Dia hendak menolak, tapi Lao Biao menggelengkan kepalanya sambil tersenyum dan berkata, “Oke, ini hanya setengah jam. Kami bisa menunggu, tapi saya hanya akan memberi Anda setengah jam untuk memanggil semua pembantu yang bisa Anda temukan. Hari ini, saya akan menangani semuanya! “

Lao Biao berkata dengan nada agresif dan mengambil sikap seperti bos yang kuat. Sepertinya dia bahkan mabuk dengan penampilannya, yang membuat Li Aotian yang tidak puas menggerakkan sudut mulutnya dan menyerah pada gagasan untuk mendesak mereka agar cepat. Bagaimanapun, dia bekerja untuknya dan harus menghadapinya.

“BAIK!” Zhao Feng mengangguk sedikit, mengeluarkan ponselnya, dan berbalik untuk pergi.

Menghadapi sepuluh lawannya, ia merasa tertekan seolah-olah Gunung Thai itu mendarat di atas kepalanya sehingga ia tidak tahan lagi.

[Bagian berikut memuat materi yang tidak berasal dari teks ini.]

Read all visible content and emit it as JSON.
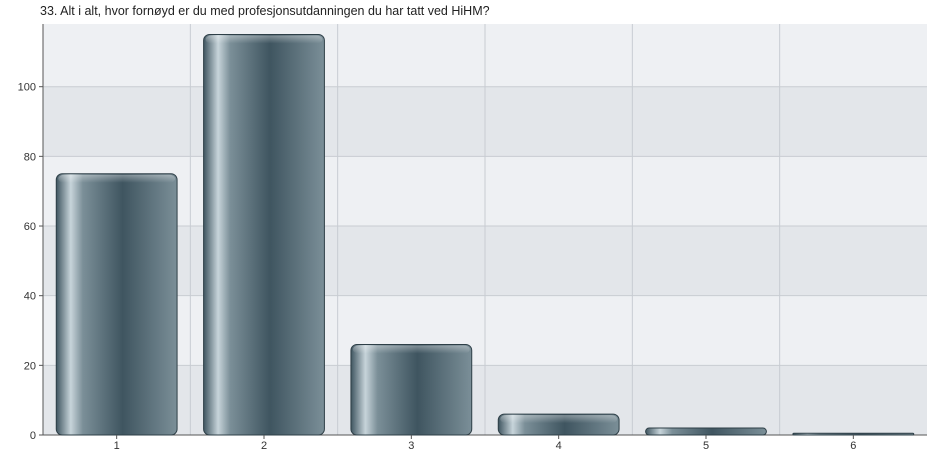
{
  "chart_data": {
    "type": "bar",
    "title": "33. Alt i alt, hvor fornøyd er du med profesjonsutdanningen du har tatt ved HiHM?",
    "xlabel": "",
    "ylabel": "",
    "categories": [
      "1",
      "2",
      "3",
      "4",
      "5",
      "6"
    ],
    "values": [
      75,
      115,
      26,
      6,
      2,
      0.5
    ],
    "ylim": [
      0,
      118
    ],
    "yticks": [
      0,
      20,
      40,
      60,
      80,
      100
    ],
    "grid": true,
    "legend": "none",
    "colors": {
      "bar_dark": "#3f5560",
      "bar_mid": "#7b8f98",
      "bar_highlight": "#c7d4da",
      "band_light": "#eef0f3",
      "band_dark": "#e3e6ea",
      "gridline": "#c8ccd2"
    }
  }
}
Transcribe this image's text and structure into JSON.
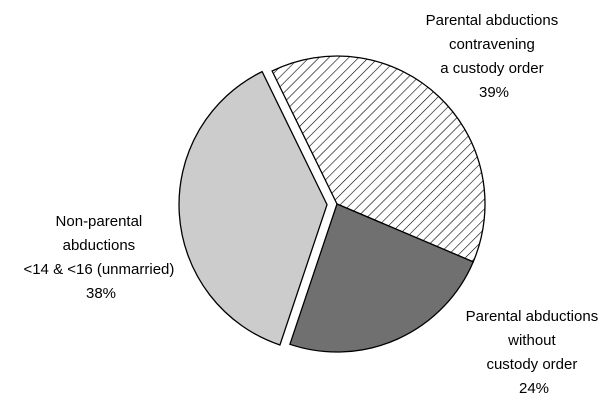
{
  "chart_data": {
    "type": "pie",
    "exploded_slice": "Non-parental abductions <14 & <16 (unmarried)",
    "slices": [
      {
        "name": "Parental abductions contravening a custody order",
        "label_lines": [
          "Parental abductions",
          "contravening",
          "a custody order",
          "39%"
        ],
        "value": 39,
        "fill": "hatched"
      },
      {
        "name": "Parental abductions without custody order",
        "label_lines": [
          "Parental abductions",
          "without",
          "custody order",
          "24%"
        ],
        "value": 24,
        "fill": "#707070"
      },
      {
        "name": "Non-parental abductions <14 & <16 (unmarried)",
        "label_lines": [
          "Non-parental",
          "abductions",
          "<14 & <16 (unmarried)",
          "38%"
        ],
        "value": 38,
        "fill": "#cccccc"
      }
    ],
    "legend": "none",
    "title": ""
  }
}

Pada saat ini, dia harus… meminta gurunya untuk membantunya.

Melihat ini, Ah Hu, yang semula putus asa, tiba-tiba menyalakan secercah harapan di dalam hatinya dan bertanya dengan cemas, “Saudara Feng, Saudara Feng, Saudara Feng, apakah kamu benar-benar punya pembantu lain?”

“Tentu saja.”

“Zhao Feng, kamu tidak akan mencari … polisi, kan?” Kata Gu Chen ragu-ragu.

“Benar,” kata Zhao Feng saat senyum misterius terangkat dari sudut mulutnya.

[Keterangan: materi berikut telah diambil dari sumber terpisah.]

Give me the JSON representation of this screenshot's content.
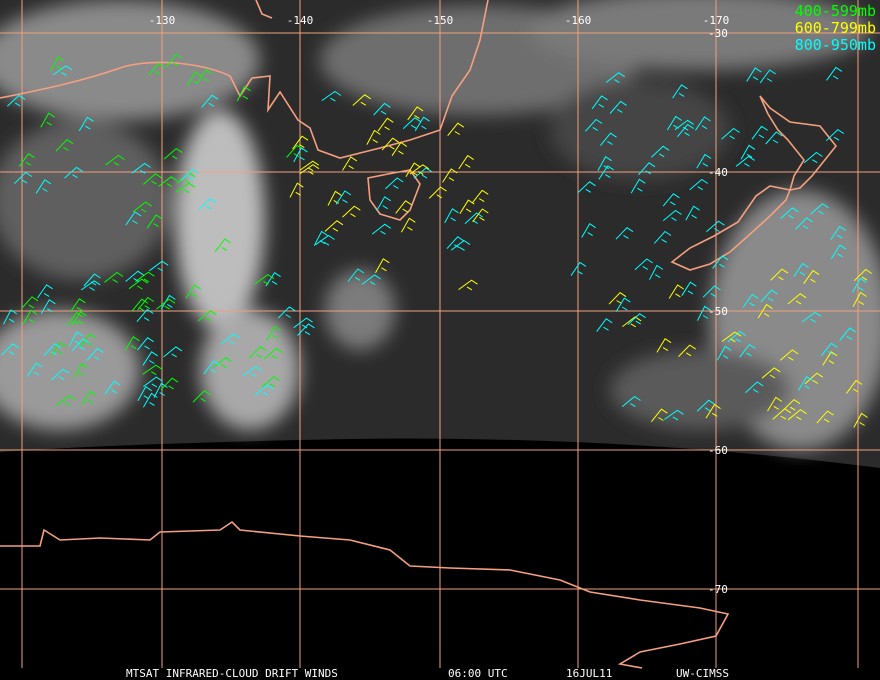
{
  "map": {
    "longitude_labels": [
      "-130",
      "-140",
      "-150",
      "-160",
      "-170"
    ],
    "latitude_labels": [
      "-30",
      "-40",
      "-50",
      "-60",
      "-70"
    ],
    "legend": [
      {
        "label": "400-599mb",
        "color": "#00ff00"
      },
      {
        "label": "600-799mb",
        "color": "#ffff00"
      },
      {
        "label": "800-950mb",
        "color": "#00ffff"
      }
    ],
    "footer": {
      "product": "MTSAT INFRARED-CLOUD DRIFT WINDS",
      "time": "06:00 UTC",
      "date": "16JUL11",
      "credit": "UW-CIMSS"
    }
  }
}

“Siapa itu? Bisakah dia menahan serangan mereka? ” Xu Yong bertanya dengan cemas.

“Hehe.” Zhao Feng terkekeh dan perlahan mengucapkan beberapa kata yang mengejutkan rekan-rekannya. “Bahkan jika sepuluh dari mereka bekerja sama, mereka tidak bisa menandinginya, jadi menahan serangan mereka akan menjadi hal yang mudah baginya.”

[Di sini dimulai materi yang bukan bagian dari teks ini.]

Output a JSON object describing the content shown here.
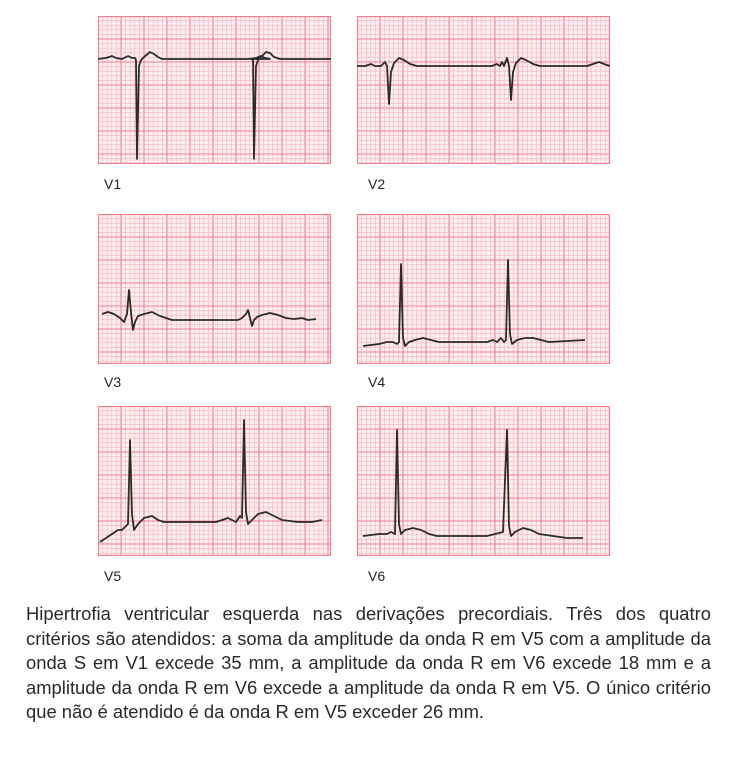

“B-Benarkah?” Gu Chen tersentak, tampak terkejut dan senang, tetapi pada saat yang sama, dia ragu apakah seseorang yang bisa mengalahkan sepuluh tuan benar-benar ada di dunia ini.

“Kamu akan tahu itu sebentar lagi. Baiklah, saya harus pergi ke sana dan menelepon. ” Zhao Feng melambaikan tangannya, memberi isyarat kepada rekan-rekannya untuk tidak mengikutinya. Kemudian dia minggir dan memutar nomor Zhang Han.

Mendengar bunyi bip di telepon, Zhao Feng merasa semakin tidak nyaman. Sebelum dia pergi, tuannya menyuruhnya untuk tidak takut dan memukuli mereka. Namun, sekarang, dia tidak bisa bertahan.

“Sayangnya, ini semua tentang kekuatanku! Mengapa saya sangat lemah? “

Zhao Feng menghela nafas dalam hati sambil tersenyum masam.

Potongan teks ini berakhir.